Фатум. Том первый. Паруса судьбы - страница 21
* * *
Когда замелькали простуженные шеренги домов Василь-евского, градус настроения Осоргина резко упал. То ли сказывалось щемящее чувство скорой разлуки со всем родным и близким, желание догулять Рождество с любимой, то ли еще что… Словом, сидел он, уткнувшись носом в уютный бобровый ворот, слушал канканное перещелкивание кнута и крепко печалился.
«Вот ведь… с утра еще град Петров виделся куда как славным − лучше не хочу, а нынче…» Морщась, он стянул перчатки и, раскуривая подарок американского посла Адамса − иллинойскую трубку, задержал взгляд на оконце и помрачнел пуще. Все было не так и не этак. На узких, крепко просевших деревянных тротуарах глаз не радовал поток гуськом спешащих людей. Там старуха с клюкой при ветхой корзине, согнутая чернопудовой судьбой; там на перекрестке казенный мужик туповато горстит в раздумьях бороду до пупа. Долгополый армяк и татарский кушак выдают в нем дремучего провинциала. Придерживая треуголки, оскальзывается чиновничья рать: нотариусы иль адвокаты, один черт, судейское племя, и лица, лица, лица… И все держится нарочито независимо, дышит жаждой деятельности вперемежку с отчаянностью нищенской долюшки, с пьяной улыбкой уходящего Рождества да тревожным блеском в очах: «Что ты готовишь, год четырнадцатый?»
Князь зевнул. В хриплом галдеже церковного воронья слышалась ему тяжелая поступь судьбы, звенящая для одних серебром червонцев и воли, гремящая для других железом ворот долговой тюрьмы и цепями каторги.
«Ах, Петербург, Петербург! Блеск и нищета, величие и простота − затерянный среди волчьих лесов и ржавых, точно изъеденных оспой, чухонских болот… − он как-то невесело улыбнулся и заключил: − Умей жить в согласии с собой, и жизнь будет светлой».

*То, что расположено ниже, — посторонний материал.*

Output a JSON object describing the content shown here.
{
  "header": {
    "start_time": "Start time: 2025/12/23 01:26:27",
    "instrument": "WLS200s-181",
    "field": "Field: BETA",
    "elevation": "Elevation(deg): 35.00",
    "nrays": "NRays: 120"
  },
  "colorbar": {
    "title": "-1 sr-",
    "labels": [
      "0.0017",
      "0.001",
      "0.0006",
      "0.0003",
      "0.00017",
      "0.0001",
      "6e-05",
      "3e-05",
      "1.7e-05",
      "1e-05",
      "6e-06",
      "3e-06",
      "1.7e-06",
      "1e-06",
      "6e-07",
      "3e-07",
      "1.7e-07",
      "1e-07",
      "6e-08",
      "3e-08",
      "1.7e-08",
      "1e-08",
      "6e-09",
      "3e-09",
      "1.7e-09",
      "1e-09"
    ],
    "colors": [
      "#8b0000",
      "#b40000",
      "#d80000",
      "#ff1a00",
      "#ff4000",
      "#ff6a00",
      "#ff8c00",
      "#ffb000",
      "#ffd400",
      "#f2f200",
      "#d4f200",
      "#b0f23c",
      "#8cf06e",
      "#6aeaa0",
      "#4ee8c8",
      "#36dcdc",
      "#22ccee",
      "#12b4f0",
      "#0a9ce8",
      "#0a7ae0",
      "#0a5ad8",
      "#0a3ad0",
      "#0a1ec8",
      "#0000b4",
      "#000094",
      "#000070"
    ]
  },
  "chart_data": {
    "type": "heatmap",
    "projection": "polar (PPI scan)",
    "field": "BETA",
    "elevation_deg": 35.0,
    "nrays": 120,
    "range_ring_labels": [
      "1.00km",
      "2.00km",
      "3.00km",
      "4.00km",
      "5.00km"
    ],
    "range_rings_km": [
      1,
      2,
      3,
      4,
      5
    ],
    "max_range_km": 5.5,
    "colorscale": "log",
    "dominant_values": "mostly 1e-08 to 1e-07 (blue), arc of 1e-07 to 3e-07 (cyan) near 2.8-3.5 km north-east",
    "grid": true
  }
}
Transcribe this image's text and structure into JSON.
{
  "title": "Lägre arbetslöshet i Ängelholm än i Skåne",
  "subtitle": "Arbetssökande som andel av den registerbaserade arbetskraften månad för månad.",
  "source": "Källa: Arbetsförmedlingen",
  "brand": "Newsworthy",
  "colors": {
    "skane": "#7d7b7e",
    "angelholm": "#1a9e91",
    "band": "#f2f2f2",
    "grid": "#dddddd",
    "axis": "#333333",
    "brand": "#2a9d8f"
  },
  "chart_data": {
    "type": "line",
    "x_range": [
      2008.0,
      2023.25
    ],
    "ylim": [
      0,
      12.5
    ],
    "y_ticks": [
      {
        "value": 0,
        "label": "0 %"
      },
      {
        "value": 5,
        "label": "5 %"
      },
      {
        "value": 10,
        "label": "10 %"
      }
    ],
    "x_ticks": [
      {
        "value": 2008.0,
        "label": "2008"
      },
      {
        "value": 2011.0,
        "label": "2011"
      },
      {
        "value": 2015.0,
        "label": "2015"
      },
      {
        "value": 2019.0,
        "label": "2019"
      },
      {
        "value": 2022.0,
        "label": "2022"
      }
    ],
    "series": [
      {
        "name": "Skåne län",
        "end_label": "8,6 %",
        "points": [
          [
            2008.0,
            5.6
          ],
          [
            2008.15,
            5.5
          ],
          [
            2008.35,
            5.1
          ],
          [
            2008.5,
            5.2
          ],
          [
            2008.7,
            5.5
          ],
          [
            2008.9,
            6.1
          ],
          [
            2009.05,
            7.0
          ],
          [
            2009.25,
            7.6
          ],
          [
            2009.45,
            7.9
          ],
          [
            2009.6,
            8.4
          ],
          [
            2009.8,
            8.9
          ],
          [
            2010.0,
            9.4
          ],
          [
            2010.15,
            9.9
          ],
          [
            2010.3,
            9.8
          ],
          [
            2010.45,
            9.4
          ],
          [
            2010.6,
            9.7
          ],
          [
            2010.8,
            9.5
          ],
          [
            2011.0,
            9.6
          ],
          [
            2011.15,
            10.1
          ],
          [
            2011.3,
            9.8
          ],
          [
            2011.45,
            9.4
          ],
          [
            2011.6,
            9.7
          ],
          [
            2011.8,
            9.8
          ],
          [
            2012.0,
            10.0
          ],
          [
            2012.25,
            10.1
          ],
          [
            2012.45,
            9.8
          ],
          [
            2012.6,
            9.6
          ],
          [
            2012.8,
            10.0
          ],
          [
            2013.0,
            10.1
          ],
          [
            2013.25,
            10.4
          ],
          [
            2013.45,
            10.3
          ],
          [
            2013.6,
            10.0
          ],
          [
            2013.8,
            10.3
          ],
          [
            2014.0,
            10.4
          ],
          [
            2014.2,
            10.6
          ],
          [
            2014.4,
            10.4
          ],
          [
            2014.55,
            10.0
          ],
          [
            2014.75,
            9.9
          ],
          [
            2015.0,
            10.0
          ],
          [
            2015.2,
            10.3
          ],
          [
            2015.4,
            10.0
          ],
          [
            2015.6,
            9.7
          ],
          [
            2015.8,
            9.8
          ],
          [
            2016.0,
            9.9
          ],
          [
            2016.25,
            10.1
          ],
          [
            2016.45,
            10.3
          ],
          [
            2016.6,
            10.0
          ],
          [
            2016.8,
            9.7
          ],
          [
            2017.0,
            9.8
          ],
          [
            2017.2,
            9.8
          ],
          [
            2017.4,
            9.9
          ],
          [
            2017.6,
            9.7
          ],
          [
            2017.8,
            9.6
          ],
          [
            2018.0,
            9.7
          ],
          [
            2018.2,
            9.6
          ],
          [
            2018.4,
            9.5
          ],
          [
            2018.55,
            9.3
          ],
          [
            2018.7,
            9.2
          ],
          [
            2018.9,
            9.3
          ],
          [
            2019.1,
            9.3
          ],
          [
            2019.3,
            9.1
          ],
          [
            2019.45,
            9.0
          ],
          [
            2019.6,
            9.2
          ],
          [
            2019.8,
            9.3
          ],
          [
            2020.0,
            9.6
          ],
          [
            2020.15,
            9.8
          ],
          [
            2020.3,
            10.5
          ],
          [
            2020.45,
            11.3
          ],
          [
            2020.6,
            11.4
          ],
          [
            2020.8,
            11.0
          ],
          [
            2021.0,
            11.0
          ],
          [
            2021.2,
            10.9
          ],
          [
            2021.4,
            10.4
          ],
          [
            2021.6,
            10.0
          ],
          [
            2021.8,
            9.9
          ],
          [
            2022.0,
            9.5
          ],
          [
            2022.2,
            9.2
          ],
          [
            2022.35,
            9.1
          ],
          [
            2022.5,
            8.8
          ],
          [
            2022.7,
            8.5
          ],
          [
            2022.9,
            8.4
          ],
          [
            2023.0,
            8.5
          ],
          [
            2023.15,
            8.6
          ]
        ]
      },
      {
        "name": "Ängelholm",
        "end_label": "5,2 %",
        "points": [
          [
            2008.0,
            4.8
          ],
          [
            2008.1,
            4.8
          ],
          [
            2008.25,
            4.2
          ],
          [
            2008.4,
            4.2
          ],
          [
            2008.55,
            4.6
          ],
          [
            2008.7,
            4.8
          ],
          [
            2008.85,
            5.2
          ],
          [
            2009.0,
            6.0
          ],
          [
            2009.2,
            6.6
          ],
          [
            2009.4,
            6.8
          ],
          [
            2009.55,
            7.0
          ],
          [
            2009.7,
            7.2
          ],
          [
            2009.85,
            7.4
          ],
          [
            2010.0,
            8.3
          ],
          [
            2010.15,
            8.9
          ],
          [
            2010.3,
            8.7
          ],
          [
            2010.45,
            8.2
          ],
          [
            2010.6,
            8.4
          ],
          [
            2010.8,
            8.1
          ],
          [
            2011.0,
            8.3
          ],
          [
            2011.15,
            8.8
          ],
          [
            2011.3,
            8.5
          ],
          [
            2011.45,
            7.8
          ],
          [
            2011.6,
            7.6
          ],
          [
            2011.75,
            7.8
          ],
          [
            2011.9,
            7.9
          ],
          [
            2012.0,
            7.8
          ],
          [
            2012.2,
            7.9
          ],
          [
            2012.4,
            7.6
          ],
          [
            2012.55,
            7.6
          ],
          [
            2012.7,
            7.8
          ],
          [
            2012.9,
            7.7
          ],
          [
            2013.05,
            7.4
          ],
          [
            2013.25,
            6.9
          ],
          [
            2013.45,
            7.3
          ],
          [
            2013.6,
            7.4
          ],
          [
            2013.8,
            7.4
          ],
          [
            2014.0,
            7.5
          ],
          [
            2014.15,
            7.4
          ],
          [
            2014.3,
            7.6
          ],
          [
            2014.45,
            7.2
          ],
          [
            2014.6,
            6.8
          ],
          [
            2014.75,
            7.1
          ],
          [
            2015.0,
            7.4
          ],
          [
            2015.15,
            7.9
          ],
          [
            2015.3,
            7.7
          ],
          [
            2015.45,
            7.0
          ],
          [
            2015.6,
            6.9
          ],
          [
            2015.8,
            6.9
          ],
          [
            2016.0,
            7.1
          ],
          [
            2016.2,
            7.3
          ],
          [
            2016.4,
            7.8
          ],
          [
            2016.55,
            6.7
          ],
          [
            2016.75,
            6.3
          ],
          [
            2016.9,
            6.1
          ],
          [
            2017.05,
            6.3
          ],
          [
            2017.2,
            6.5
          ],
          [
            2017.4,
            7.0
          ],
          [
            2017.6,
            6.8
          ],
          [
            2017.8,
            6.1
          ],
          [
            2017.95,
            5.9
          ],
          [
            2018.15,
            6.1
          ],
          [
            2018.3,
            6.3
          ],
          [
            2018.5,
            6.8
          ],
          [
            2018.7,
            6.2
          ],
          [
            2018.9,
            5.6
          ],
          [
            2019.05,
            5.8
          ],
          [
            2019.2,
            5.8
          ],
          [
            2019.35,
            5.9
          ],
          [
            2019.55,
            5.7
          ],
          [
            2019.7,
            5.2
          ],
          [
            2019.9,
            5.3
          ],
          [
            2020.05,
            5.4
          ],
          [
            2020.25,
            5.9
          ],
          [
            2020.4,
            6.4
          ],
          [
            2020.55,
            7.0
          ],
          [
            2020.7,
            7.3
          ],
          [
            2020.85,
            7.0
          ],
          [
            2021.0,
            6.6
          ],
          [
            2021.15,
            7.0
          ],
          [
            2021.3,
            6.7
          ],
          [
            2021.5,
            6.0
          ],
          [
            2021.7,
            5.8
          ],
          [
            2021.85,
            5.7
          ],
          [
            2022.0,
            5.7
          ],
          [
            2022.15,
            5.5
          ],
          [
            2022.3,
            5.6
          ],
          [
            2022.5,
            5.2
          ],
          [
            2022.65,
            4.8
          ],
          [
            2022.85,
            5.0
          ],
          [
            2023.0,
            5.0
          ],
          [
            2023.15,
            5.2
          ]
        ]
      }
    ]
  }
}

Мимо проплывала Восьмая линия, до Смоленского погоста еще далече, а за окном смеркалось, близилось времечко уличных фонарей.
Грешным делом, Алексей уж было пожалел, что велел Прохору воротить коней на Васильевский, но тут же осек себя строго: «Что ж это, брат? Дружбу предавать вздумал? Не в зазор и честь свою заявить. Чай, забыли у Преображенских лицо твое. Столкнешься где… не признают, и то за дело!»
Обмякнув сердцем, он вновь принялся заряжать трубку провансальским табаком: не мог никак после разговора с графом прожечь горло − решение канцлера, чего лукавить, было, что обухом по голове.
На Восемнадцатой линии, куда лежал его путь, доживала свой век безутешная вдова Анастасия Федоровна Преображенская − матушка его дражайшего друга Andre. Друга светлой поры детских проказ и ершистой юности, вымуштрованной под барабан в славном кадетском морском корпусе при Кронштадте.
Ныне Андрей Сергеевич службу нес там, где Великая Держава Российская распахивала миру свои восточные врата, куда на завтрашнем брезгу обязана была зазвенеть дорожная тройка Осоргина.
Князь высморкался в платок − подъезжали. Через десяток домов должно было проклюнуться Смоленское кладбище. Он улыбнулся. Улыбка получилась нервной, насилу выжатой. Память перелистывала страницы последнего письма Andre содержания отчаянного и злого.
Нужда гнула друга в три погибели. Ему еще не поспел срок озаботиться избавлением родового наследства от крыс и тлена. Неувядшая матушка Анастасия Федоровна покуда пребывала в уме и здравии. Она принадлежала к той породе русских женщин, кои во вдовстве уж не живут, а так… доживают, и это свое доживание ощущают, точно вину перед покойным мужем.